Mohile: We are trained to offer a complete geriatric assessment. This is a very comprehensive approach that helps us to look past a person’s chronological age. Instead, we evaluate physiological variables such as frailty, cognitive function, nutrition, psychological health, social support and other medical conditions such as heart disease or diabetes. Approximately 80 percent of our patients have co-morbidities that can influence treatment decisions.  

At the end of the complete geriatric assessment, we classify our patients into one of three “stages” of aging:  fit, vulnerable, and frail.  This system guides us in how aggressively we treat the cancer and how to predict the need for and sources of extra support during treatment.

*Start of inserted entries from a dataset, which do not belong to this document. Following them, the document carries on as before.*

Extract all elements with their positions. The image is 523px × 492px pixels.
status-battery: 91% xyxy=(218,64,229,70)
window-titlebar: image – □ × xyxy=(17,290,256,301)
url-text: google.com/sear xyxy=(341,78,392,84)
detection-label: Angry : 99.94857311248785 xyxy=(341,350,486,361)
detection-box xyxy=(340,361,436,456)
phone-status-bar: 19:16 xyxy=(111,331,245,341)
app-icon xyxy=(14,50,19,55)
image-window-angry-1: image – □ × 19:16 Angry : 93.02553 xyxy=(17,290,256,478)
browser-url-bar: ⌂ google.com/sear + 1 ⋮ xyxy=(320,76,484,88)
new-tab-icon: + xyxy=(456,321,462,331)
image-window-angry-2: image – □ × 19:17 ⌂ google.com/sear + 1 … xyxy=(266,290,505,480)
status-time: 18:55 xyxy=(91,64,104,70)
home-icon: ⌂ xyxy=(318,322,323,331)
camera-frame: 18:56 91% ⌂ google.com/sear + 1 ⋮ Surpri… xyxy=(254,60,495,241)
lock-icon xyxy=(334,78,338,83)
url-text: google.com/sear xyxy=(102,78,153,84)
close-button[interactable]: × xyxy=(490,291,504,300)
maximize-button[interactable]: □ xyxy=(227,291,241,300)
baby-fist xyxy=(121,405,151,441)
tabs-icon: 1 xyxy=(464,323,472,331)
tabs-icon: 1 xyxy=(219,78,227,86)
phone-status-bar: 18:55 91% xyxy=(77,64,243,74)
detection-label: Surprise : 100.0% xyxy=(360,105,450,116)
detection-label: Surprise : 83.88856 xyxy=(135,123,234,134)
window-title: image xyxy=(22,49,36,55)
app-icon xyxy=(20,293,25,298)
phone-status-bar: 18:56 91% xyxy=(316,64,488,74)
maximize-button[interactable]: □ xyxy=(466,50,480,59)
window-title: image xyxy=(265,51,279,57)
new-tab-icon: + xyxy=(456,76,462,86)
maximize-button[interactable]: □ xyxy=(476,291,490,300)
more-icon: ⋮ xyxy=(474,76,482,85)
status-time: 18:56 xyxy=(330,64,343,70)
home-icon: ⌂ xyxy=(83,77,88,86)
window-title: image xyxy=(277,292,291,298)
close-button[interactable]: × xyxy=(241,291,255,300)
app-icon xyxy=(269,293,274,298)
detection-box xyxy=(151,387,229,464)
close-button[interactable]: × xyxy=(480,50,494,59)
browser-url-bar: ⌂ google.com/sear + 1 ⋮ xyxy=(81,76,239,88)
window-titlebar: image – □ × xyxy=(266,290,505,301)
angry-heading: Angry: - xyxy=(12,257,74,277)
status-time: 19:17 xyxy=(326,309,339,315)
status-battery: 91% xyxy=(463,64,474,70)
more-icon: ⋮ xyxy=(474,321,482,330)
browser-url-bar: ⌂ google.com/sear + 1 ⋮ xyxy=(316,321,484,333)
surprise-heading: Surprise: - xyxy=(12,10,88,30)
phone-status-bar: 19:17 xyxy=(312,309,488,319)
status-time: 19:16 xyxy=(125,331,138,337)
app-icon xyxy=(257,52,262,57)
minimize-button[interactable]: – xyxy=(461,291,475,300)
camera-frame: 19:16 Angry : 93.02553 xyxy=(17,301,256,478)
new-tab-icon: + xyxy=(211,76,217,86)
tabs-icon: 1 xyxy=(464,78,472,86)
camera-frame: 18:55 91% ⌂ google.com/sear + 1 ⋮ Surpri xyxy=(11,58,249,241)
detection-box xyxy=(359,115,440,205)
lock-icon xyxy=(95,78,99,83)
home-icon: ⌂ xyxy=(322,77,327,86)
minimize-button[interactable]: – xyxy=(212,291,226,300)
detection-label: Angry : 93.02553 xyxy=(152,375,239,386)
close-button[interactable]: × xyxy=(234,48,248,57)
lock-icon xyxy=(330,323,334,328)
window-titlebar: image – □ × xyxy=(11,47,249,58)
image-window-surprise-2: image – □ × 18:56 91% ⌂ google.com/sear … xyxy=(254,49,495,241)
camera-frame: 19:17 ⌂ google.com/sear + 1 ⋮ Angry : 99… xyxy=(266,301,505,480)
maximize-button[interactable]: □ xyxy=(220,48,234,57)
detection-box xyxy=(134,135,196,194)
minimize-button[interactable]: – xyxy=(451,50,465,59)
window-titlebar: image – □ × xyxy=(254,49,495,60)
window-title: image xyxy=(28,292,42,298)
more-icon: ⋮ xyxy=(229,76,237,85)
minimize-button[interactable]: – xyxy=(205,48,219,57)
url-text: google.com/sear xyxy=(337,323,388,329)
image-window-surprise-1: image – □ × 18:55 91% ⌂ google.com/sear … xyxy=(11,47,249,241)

Q: You mentioned earlier that we have few study results to inform treatment choices for older patients. So, the need for more education and research must be a priority, correct?

A:  Yes, we need to really accelerate our research. This includes enrolling elderly patients in available clinical trials and designing prospective trials specifically for the older population. We also need to promote collaboration between researchers in geriatric medicine, the biology of aging, translational research, and palliative care.

We see nuances every day that need to be addressed through research: From the seemingly fit person whose unseen medical problems might put him at risk for life-threatening toxicities, to the apparently frail person who could actually tolerate aggressive treatment. It’s critically important that oncologists learn to correctly assess elderly people. We’re proud that our studies and our educational seminars are beginning begin to fill this gap in knowledge.